Why This Once-Popular Holiday Cookie Tin At Costco Is Losing Fans
Artificial intelligence is involved in everything now — from producing music to automatically flipping burgers in fast food kitchens. Now, AI has allegedly popped up in a place you may have never expected to see it: on the Christmastime tin of Danish Butter Cookies. Yep, those timeless tins that are often reused for storing photos or sewing supplies once the cookies have been eaten are apparently the latest victims of AI-generated imaging.
On the r/Costco Reddit thread, u/PopeBruhLXIX posted a series of photos of the cookie tins with the title, "Why are the Danish Cookies AI?" The tins in question come from a brand called Kelsen, which produces a variety of Danish cookies. During the holiday season, its famous butter cookies are packed in tins with a festive design. In the photos posted to Reddit, two different Kelsen cookie tins feature exactly that: log cabins in a snowy forest and children ice skating over a frozen river with windmills in the background. It seems normal enough, but as with a lot of AI-generated art, the features and details are distorted when you look closer.

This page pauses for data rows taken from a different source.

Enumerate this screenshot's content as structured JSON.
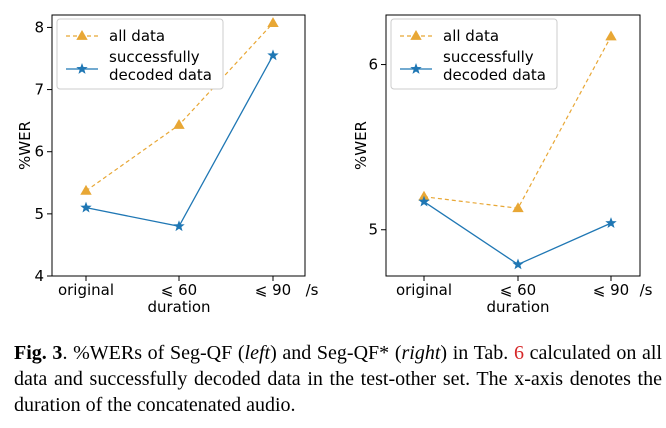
{
  "colors": {
    "all": "#e8a735",
    "decoded": "#1f77b4",
    "ref": "#d62728"
  },
  "chart_data": [
    {
      "type": "line",
      "categories": [
        "original",
        "⩽ 60",
        "⩽ 90"
      ],
      "x_unit": "/s",
      "xlabel": "duration",
      "ylabel": "%WER",
      "ylim": [
        4,
        8.2
      ],
      "yticks": [
        "4",
        "5",
        "6",
        "7",
        "8"
      ],
      "legend": "top-left",
      "series": [
        {
          "name": "all data",
          "values": [
            5.37,
            6.43,
            8.07
          ]
        },
        {
          "name": "successfully decoded data",
          "values": [
            5.1,
            4.8,
            7.55
          ]
        }
      ]
    },
    {
      "type": "line",
      "categories": [
        "original",
        "⩽ 60",
        "⩽ 90"
      ],
      "x_unit": "/s",
      "xlabel": "duration",
      "ylabel": "%WER",
      "ylim": [
        4.72,
        6.3
      ],
      "yticks": [
        "5",
        "6"
      ],
      "legend": "top-left",
      "series": [
        {
          "name": "all data",
          "values": [
            5.2,
            5.13,
            6.17
          ]
        },
        {
          "name": "successfully decoded data",
          "values": [
            5.17,
            4.79,
            5.04
          ]
        }
      ]
    }
  ],
  "caption": {
    "label": "Fig. 3",
    "t1": ".  %WERs of Seg-QF (",
    "left": "left",
    "t2": ") and Seg-QF* (",
    "right": "right",
    "t3": ") in Tab. ",
    "ref": "6",
    "t4": " calculated on all data and successfully decoded data in the test-other set. The x-axis denotes the duration of the concatenated audio."
  }
}
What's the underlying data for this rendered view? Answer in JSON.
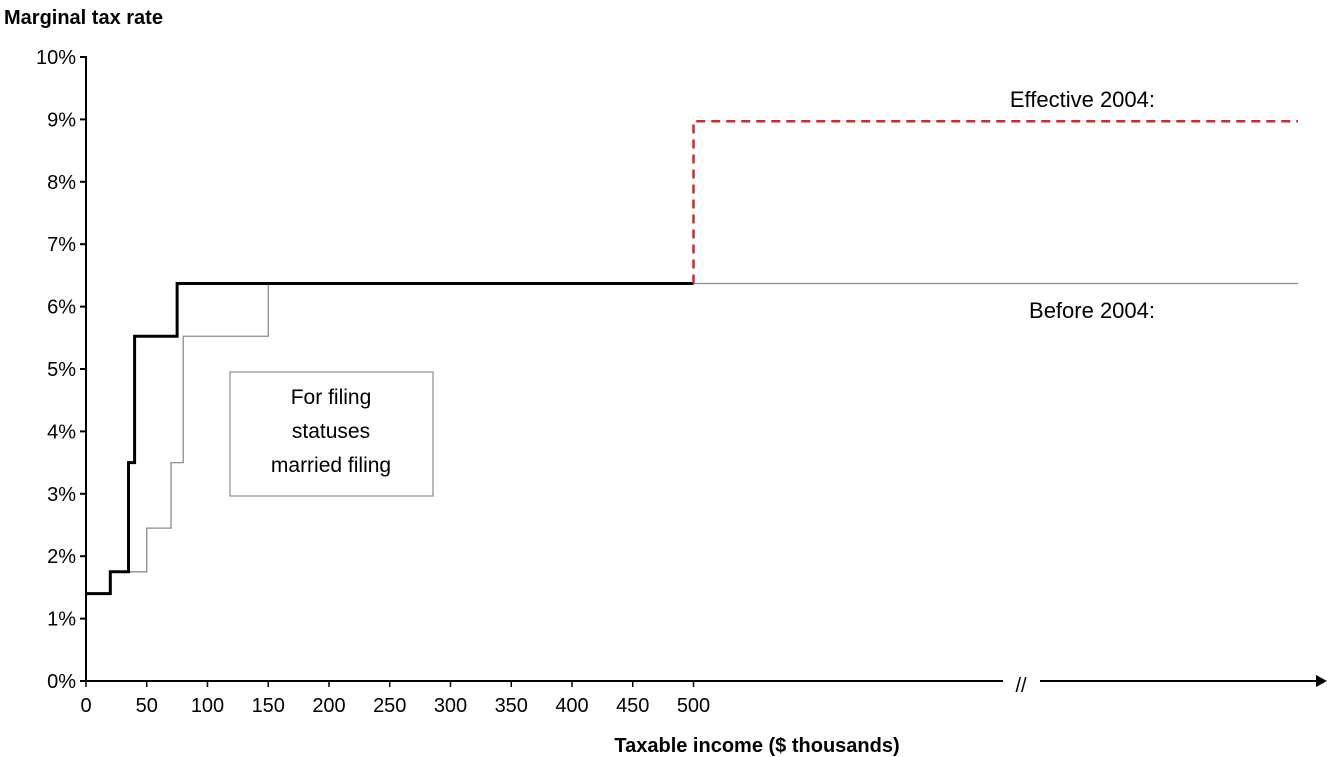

For starters, one of the children playing in the snow is missing an arm, and another has short, pointed arms and no hands. The other two children have disproportionately short arms that don't match their bodies. The tin with the windmill illustration depicts a notably incorrect structural design. Random, disjointed pipes are coming off the fan blades, while in the background, far-off windmills have distorted shapes, similar to what you might see in a surrealist painting.
Why does it matter if the cookie tin has AI art?
So far, neither Costco nor Kelsen has responded to the criticism or confirmed the use of AI for the designs. After all, even if AI was used for the images, this doesn't affect the taste or quality of the cookies. Yet there are currently over 300 comments on the Reddit post, with many users stating they've complained to Kelsen and are refusing to buy the cookies.
What seems to be bothering customers the most is how the brand still advertises the artwork on its tins. On Kelsen's website, the company states, "Designer tins is a business area that Kelsen has always been known for ... we take pride in the fact that many of our previous designer tins have become collector's items." To use AI-generated art feels lazy and inauthentic, and it, of course, takes the work away from an actual artist. As we've seen in AI-generated food commercials, the results can feel uncomfortable and almost jarring to look at. When it comes to art, writing, and music, we all appreciate the human touch — yet we've also already seen fortune cookie notes written by AI.
Kelsen's cookie tins are sturdy, practical, and reusable, and not so long ago, they had timeless artwork on the exterior. When AI-generated art shows up instead, it takes away that classic nostalgia. The cookies are a nice treat alongside coffee or tea, but keeping the tin was another part of their appeal. That aspect just became a lot less marketable.